July 5, 2011
Earlier this morning I woke up at 1am sweating and unable to go back to sleep for almost 3 hours. Exactly three years ago at this same moment, I stayed out late on the Fourth of July in an effort to relax myself the night before the biggest flight of my life – my private pilot check ride. Today, I’d also be flying but the anxiousness and the flight would be completely different.
As I detailed recently in my post "Mi Día de Independencia," I had visited Chicago at this time to celebrate my independence, as well as my 3-year "pilotversary." Much of my experience on this day in 2008 is detailed at length in my book, The Two Musketeers, when I tirelessly earned my private pilot license. The success of that effort was not individual in nature but rather a joint effort with my father.

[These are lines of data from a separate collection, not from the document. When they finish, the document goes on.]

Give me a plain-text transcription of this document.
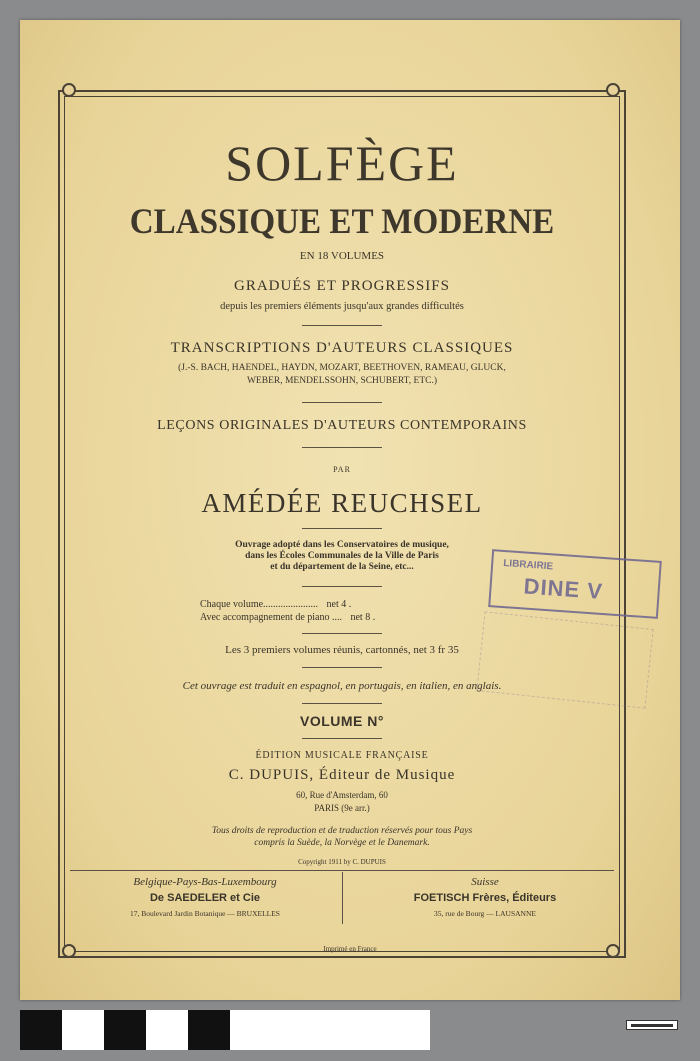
SOLFÈGE
CLASSIQUE ET MODERNE
EN 18 VOLUMES
GRADUÉS ET PROGRESSIFS
depuis les premiers éléments jusqu'aux grandes difficultés
TRANSCRIPTIONS D'AUTEURS CLASSIQUES
(J.-S. BACH, HAENDEL, HAYDN, MOZART, BEETHOVEN, RAMEAU, GLUCK,
WEBER, MENDELSSOHN, SCHUBERT, ETC.)
LEÇONS ORIGINALES D'AUTEURS CONTEMPORAINS
PAR
AMÉDÉE REUCHSEL
Ouvrage adopté dans les Conservatoires de musique,
dans les Écoles Communales de la Ville de Paris
et du département de la Seine, etc...
Chaque volume...................... net 4 .
Avec accompagnement de piano .... net 8 .
Les 3 premiers volumes réunis, cartonnés, net 3 fr 35
Cet ouvrage est traduit en espagnol, en portugais, en italien, en anglais.
VOLUME N°
ÉDITION MUSICALE FRANÇAISE
C. DUPUIS, Éditeur de Musique
60, Rue d'Amsterdam, 60
PARIS (9e arr.)
Tous droits de reproduction et de traduction réservés pour tous Pays
compris la Suède, la Norvège et le Danemark.
Copyright 1911 by C. DUPUIS
Belgique-Pays-Bas-Luxembourg
De SAEDELER et Cie
17, Boulevard Jardin Botanique — BRUXELLES
Suisse
FOETISCH Frères, Éditeurs
35, rue de Bourg — LAUSANNE
LIBRAIRIE
DINE V
Imprimé en France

However, since that time, my father and I had really never had a chance to fly again, outside of a brief 30-minute flight last year that ended quickly due to surface control issues in his Beechcraft Musketeer N8885M. Now today, exactly three years since the date I earned my pilot license, we find ourselves preflighting N8885M at 8am on a picture perfect day (winds calm, 70 degrees, and clear skies).
My father still maintains his certified flight instructor (CFI) currency, so this wasn’t just a typical father-son flight around the southern suburbs of Chicago. It was also my biennial flight review. As we walked back to the aircraft on a practically empty ramp area after requesting gas, I asked him, "so what are you thinking about doing today?" He said, "some standard turns, 45 degree turns, slow flight, maximum trim glide, hood work, radio work at Gary airport (GYY), and a couple of landings." And trust me…we did it all in about 1.3 hours. The flight went by so quickly and the day was so beautiful that I really didn’t want to stop.
High, Fast, and Long
There was one interesting part of the flight that involved my straight in landing into GYY. I’d gotten cleared for an approach on runway 30 but was coming from the south. Tower gave me the option for a straight-in approach to runway 2, so I took it. I started a pretty rapid descent at 2000 ft about 3 miles out, pushed the nose down, and powered back. I put in 15 degrees of flaps but was still at 100 mph and high. So I put in 25 degrees of flaps and was still high and fast. After the last notch of flaps (35 degrees), we came in steeper but still high and fast. I could see my father adjust himself in the right seat as he said; "you’re really going to have to slow this down when you get over the runway."
I sailed over halfway down the runway and in the end touched down fairly gently, only at the moment in which the aircraft was ready to land. As I taxied off the runway, I asked the Tower, "so how did that landing look to you?" The controller said, "yeah…I saw that but I thought it settled quite nicely." I laughed and expressed my gratitude as we taxied the long way around the airport for departure back to Lansing – our home airport.
A Treasured Moment in Time
Just like that, the flight I’d been looking forward to since I earned my license on this same field three years ago had ended. It seemed like it went faster than I could process, yet it’s a flight that will last with me for a lifetime. Given that I live in California, my dad and I don’t get a chance to fly much. So now every flight is a special treasure. We spent the rest of the morning, as we typically do when I’m in town, chatting over breakfast – except this time I was getting quizzed on Federal Aviation Regulations (FARs) as required for the oral portion of the biennial flight review.
In many ways, today felt just like the days we spent together 3 years ago while we were working on my pilot training. Yet this July 5th was completely different than the one 3 years ago. Instead of being stressed out during a 2-hour oral exam and a 2.5-hour check ride, I was a relaxed and confident pilot enjoying a morning of flying with his personal CFI, who just happens to be my dad. What a difference a "day" makes.